Revisiting Flower Deconstruction



One of the magical things about getting to work with a group of children over an extended period of time is being able to return to activities over the course of weeks, months, and years, and see the effects of accumulating experience and knowledge on children's processes.

Last year's spring and summer brought us a fascination with bees.  We explored these fascinating creatures in many ways, and especially loved learning about the way flowers are used by bees as a source of sustenance.   We found that taking apart flowers was one of the best ways to learn about them, how they were made, and what was inside them.  Flower deconstruction became an important part of our investigations into bees, and we became experts at opening up flowers to discover what was inside.
As spring has begun to arrive in Oregon, we have been delighted to find daffodils and other early spring blooms in our garden and all over the yard.  The children continue to be drawn to flowers, to their color, their smell, the uniqueness of each bloom, the process of a seed becoming a plant, which makes a flower, which makes more seeds.  And so, once again, we have started to bring flowers inside to our table in order to take them apart and learn more of what they can teach us.
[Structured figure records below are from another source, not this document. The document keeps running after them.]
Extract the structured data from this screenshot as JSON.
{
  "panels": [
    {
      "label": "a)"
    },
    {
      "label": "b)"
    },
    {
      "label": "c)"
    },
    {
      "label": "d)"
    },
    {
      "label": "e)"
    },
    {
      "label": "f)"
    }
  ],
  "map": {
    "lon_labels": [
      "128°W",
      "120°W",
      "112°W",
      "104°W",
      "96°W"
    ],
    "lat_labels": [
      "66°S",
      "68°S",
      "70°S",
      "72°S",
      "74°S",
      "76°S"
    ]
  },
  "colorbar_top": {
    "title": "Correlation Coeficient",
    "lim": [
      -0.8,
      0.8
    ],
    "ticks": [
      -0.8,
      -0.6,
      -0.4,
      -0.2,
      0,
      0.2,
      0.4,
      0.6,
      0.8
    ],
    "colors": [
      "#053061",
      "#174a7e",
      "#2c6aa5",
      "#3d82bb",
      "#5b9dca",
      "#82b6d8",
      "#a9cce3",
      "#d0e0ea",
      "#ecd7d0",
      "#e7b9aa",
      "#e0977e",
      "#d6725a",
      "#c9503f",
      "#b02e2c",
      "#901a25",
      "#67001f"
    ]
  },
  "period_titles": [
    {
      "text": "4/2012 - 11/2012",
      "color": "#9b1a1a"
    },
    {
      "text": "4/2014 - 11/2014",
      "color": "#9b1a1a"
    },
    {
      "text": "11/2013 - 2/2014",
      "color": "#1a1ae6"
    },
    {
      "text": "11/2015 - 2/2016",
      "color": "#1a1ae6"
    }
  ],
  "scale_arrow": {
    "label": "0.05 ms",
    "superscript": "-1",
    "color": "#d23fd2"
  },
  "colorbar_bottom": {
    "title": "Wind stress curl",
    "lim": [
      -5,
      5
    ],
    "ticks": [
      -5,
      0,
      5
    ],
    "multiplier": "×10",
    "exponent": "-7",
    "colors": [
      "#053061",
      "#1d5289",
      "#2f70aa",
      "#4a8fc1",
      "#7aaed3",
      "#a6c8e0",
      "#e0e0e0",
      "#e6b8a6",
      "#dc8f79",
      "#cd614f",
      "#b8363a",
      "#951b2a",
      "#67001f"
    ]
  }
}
One afternoon, I covered our table with paper, and laid out several daffodils and a big peach and pink rose.  I placed a pencil at each spot at the table and invited the children to join me.  AJ grabbed a pencil and a daffodil and worked on tracing the whole flower on the paper.  She moved the flower away and said "There!  Now I can see the shape of the flower.  There's a little part and a bigger part.  Not too bigger though."  LP looked at her daffodil for quite some time before separating the bloom from the stem, noticing that there was water inside the stem, "like a straw?" she wondered, beginning a discussion of whether plants need water ("Yes!  That's why we water the garden in the summer!").  There were lots of ideas about how flowers might drink - do they soak up water, like frogs, or drink like us, or some other way?
CC brought in her love of making connections and drawing metaphors between novel and familiar items - noting that the stem she had broken off looked like a paintbrush.  She used the water inside to paint fleeting designs on the white paper before they dried up.  LS diligently worked taking apart the head of the rose, again bringing prior experience to her work as she told her friends "I know there's something in there," and feeling quite proud when she found the pistils and stamens in the center of the petals.  MH used his pencil as a tool, testing the strength of the petals (easy to break), the daffodil stems (tricky, but breakable with a pencil-tip), and the rose stem ("I don't think a pencil can break this!").



The next week, we returned to flower deconstruction.  I had been thinking about MH's use of his pencil as a tool, and decided to offer each child a flower along with some scissors and various other tools.  We were able to combine something the children felt comfortable with - taking flowers apart and looking closely - with something with which they are building competence and confidence: scissor skills.

Along with rolling pins and other tools, each child took apart, flattened, and cut up flowers, building on their knowledge of flowers themselves, as well as the use of each tool.  It's amazing to see each child gain fluency with these tools, and at the same time witness the ownership each child takes of his or her own work as individual processes are seen by teachers, honored, celebrated, and scaffolded upon.